A chauffeur was waiting for them with a placard with their names on it.

‘I don’t even know where we’re going,’ Helen said, turning to Gabriel as a source of strength as she was bombarded by fast Italian accents and people everywhere.

‘“Wait and see”, was what Arturio said. Expect many relatives. It’s a sprawling family.’

‘Maybe that’s better than just something small.’

‘Less chance for anyone to eke out skeletons in the cupboards, you mean?’

Helen slid a look across at him and felt the tug of familiarity mingled with the excitement of the unknown.

‘Something like that. Should we get our stories synchronised?’
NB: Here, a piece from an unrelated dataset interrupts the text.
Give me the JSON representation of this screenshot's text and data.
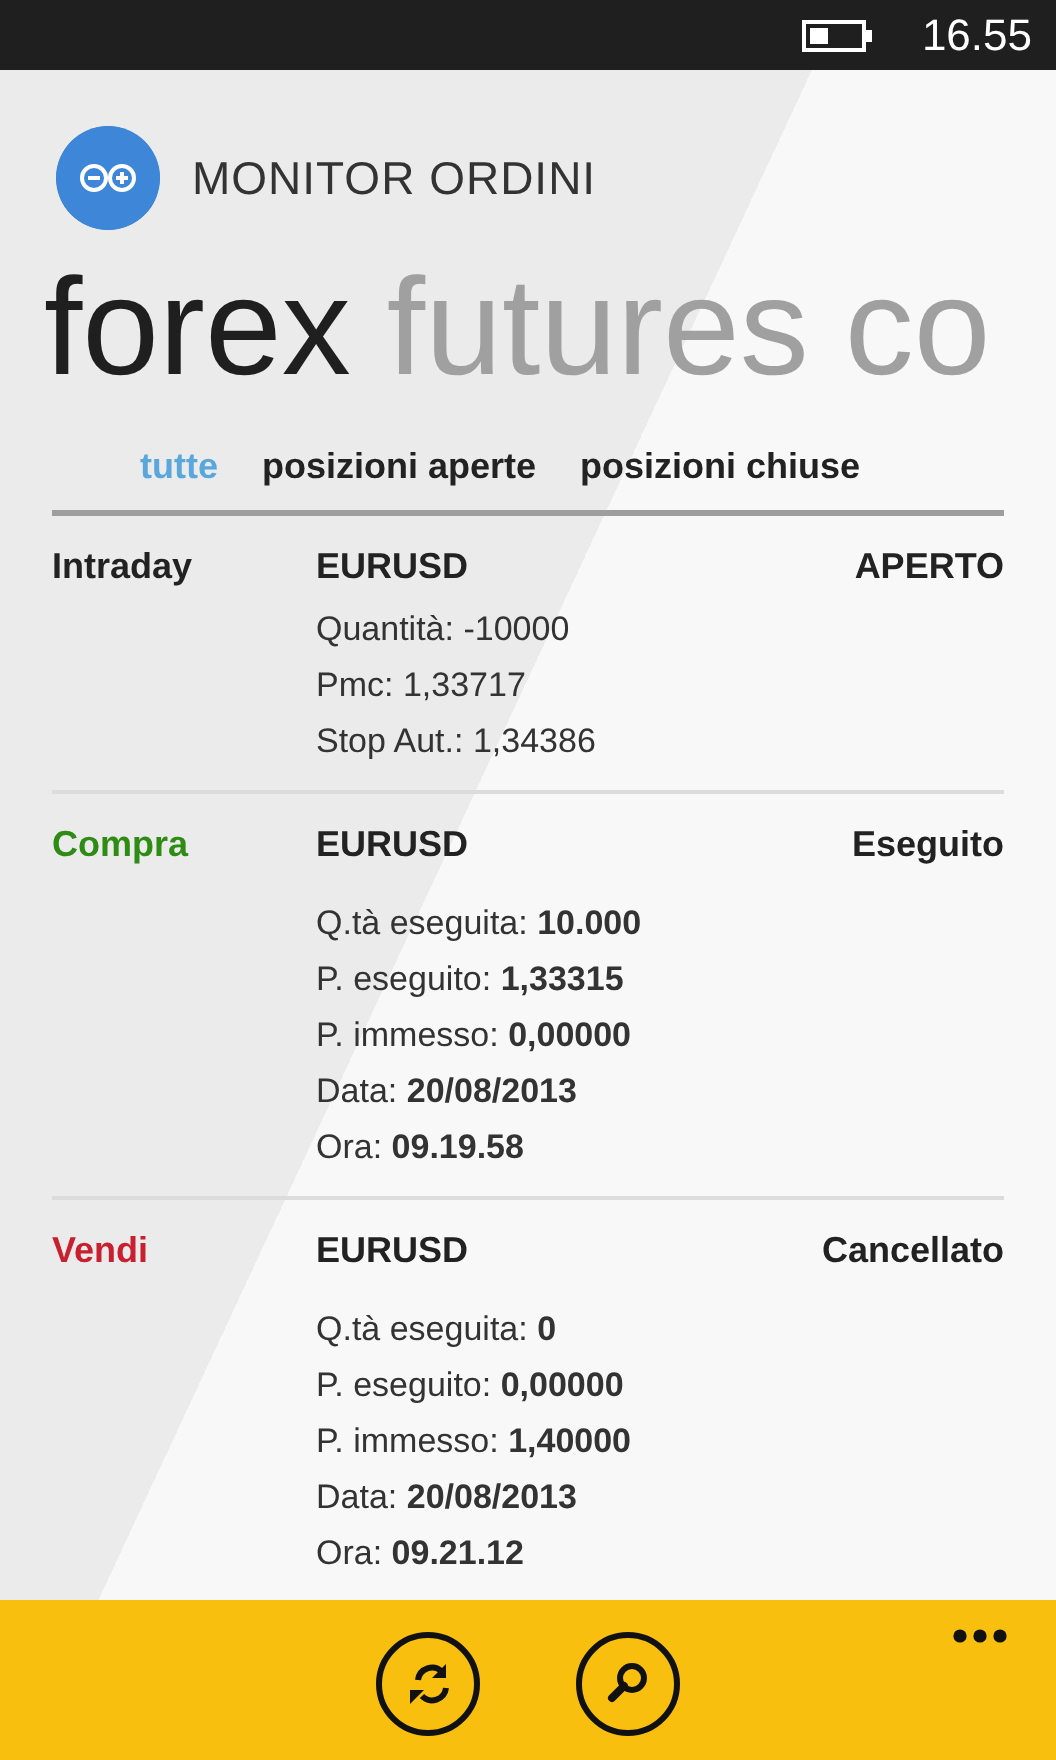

Gabriel looked straight at her and grinned.

‘It’s not going to be an interrogation under a bright light with security at the doors in case we try to flee,’ he said drily. ‘Vague murmurings should be okay. We just needed to know one or two details about one another, and I think we’ve covered that.’

‘I know Arturio and Isabella like me well enough, but I hope the younger family members—you know—don’t find it a little odd that someone like you decides to go for someone like me.’ Helen heard her own insecurities bounce around in the silence that followed and Gabriel stopped dead in his tracks and spun to face her.